Disclaimer: I don’t own a mac, so I can’t offer personal experience, just what I’ve garnered from their site, and other folks experiences.
After seeing someone demo universal clipboard on iOS/Mac, It tried finding the Linux equivalent, and came up with KDEconnect. KDEconnect has been around for a few years (GSOC 2013) with the shared clipboard feature. Whereas the universal clipboard on the Mac just came out (Sept 2016) with Sierra/iOS10.
The parent app of mac’s universal clipboard is called “Continuity”, and has been around since iOS8/Yosemite circa Sept, 2014.
Pushbullet did universal copy & paste in August 2014.
I merely point these things out to show that this isn’t a new feature to computing in 2016, and I love how the tech industry builds on each others ideas to make cool products. However, I despise when companies become litigious jerks, claiming to be the originator/inventor when the clearly were not. This is especially true for a patent holder where there is a bunch of prior work/art/proof.
KDE Connect Features
- Shared clipboard: copy and paste between your phone and your computer (or any other device).
- Notification sync: Read your Android notifications from the desktop and vice versa.
- Share files and URLs instantly from one device to another.
- Multimedia remote control: Use your phone as a remote for Linux media players.
- Virtual touchpad: Use your phone screen as your computer’s touchpad.
- Trigger custom commands from your phone
- Reply to SMS from your desktop
It’s a KDE app, and I run i3wm. If you don’t run KDE, you are supposed to install indicator-kdeconnect. I didn’t want to do this since it wasn’t in my default repos…So I installed KDE (😲) breifly to test it out.
I only tested out the shared clipboard, and it worked perfectly in my limited testing of about 10 minutes. I was able to copy to and fro either laptop/android. Yes, I realize this is a poor test, and I should suspend/resume, disconnect/reconnect from the network on both devices, and do various iterations of that, amongst other things.
macOS Sierra: Continuity Features
- Handoff: “With Handoff, you can start work on one device, then switch to another nearby device and pick up where you left off.”

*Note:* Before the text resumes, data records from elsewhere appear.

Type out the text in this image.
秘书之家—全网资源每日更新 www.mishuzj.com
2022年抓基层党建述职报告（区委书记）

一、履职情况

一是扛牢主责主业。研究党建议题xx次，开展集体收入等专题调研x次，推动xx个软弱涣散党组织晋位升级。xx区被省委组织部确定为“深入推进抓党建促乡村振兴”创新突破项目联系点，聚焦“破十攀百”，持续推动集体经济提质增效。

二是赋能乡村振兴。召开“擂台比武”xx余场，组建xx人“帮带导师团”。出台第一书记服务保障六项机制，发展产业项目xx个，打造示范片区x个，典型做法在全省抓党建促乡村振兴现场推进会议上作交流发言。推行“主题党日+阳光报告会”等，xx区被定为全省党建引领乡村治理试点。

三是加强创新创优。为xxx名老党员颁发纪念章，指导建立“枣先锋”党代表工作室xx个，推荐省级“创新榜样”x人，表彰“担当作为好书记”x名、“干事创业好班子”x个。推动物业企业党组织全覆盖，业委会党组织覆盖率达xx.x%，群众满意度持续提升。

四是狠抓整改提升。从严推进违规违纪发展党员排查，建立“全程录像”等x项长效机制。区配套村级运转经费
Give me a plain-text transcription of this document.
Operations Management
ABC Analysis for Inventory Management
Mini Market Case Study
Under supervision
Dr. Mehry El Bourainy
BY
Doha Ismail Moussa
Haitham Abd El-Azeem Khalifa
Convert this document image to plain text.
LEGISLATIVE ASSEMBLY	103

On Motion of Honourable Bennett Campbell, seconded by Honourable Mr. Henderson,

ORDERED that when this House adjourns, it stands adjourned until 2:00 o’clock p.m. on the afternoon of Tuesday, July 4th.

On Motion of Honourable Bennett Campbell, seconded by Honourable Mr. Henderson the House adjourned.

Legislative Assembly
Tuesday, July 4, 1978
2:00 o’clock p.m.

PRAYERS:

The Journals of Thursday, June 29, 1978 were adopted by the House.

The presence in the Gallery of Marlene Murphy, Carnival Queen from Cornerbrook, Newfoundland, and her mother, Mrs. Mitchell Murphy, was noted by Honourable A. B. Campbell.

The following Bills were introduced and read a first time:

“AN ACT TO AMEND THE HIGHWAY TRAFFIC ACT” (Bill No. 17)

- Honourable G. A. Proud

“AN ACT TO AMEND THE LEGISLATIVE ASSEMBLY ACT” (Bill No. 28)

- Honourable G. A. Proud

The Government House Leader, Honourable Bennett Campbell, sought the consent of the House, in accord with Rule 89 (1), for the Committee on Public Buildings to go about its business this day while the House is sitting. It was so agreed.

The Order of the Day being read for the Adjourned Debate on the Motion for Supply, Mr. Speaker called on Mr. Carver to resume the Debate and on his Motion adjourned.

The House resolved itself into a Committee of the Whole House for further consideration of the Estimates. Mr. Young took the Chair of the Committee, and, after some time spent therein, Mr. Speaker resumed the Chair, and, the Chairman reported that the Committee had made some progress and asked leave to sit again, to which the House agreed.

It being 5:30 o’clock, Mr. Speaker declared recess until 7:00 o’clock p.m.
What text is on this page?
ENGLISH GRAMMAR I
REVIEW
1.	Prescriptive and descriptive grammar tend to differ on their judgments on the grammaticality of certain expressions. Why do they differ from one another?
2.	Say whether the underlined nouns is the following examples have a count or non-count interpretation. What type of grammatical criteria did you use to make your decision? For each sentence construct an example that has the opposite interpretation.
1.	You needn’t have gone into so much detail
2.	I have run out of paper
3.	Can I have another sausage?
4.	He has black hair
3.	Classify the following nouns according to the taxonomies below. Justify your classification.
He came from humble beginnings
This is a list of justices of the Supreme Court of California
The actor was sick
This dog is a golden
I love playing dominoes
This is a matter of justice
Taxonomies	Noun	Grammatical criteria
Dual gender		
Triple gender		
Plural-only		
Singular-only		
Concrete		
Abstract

- Instant Hotspot: “Use Instant Hotspot with any Mac, iPhone, iPad, or iPod touch that meets the Continuity system requirements. It works when your devices are near each other”
- Phone calling: “With the iPhone Cellular Calls feature, you can make and receive calls from your Mac, iPad, or iPod touch when those devices are on the same network as your iPhone.”
- SMS: “the text messages that you send and receive on your iPhone can appear on your Mac, iPad, and iPod touch as well. You can then continue the conversation from whichever device is closest to you.”
- Universal Clipboard: “you can copy text, images, photos, and video on one Apple device, then paste the content on another Apple device.”
- Auto Unlock: unlock your mac from your AppleWatch when in proximity.
- If running KDE and it isn’t there already:
apt-get install kdeconnect
- Download KDE Connect app from the android store and follow on screen setup
- Seems to be preinstalled with Sierra/iOS10. Just need to configure it.
KDE Connect uses network access, while Apple’s Continuity uses a combination of iCloud, network, and bluetooth.
KDE Connect utilizes TLS sockets now instead of the previously used RSA private key for encryption.
I couldn’t find much info on Continuity in regards to security.
These projects definitely have some overlap, but I only tested the universal clipboard on KDE Connect. I like how KDE Connect is open source, and limits everything to your local devices/network. It’s also hard to compare Desktop environments between everything that is available on Linux vs Apple’s desktop environment. (I’m sticking with i3wm)
There are also 3rd party apps like pushbullet that work over the cloud, but I’m not sure if I trust them, Apple, Google, nor any 3rd party with all my data, and feel it’s best to limit sharing your data wherever you can.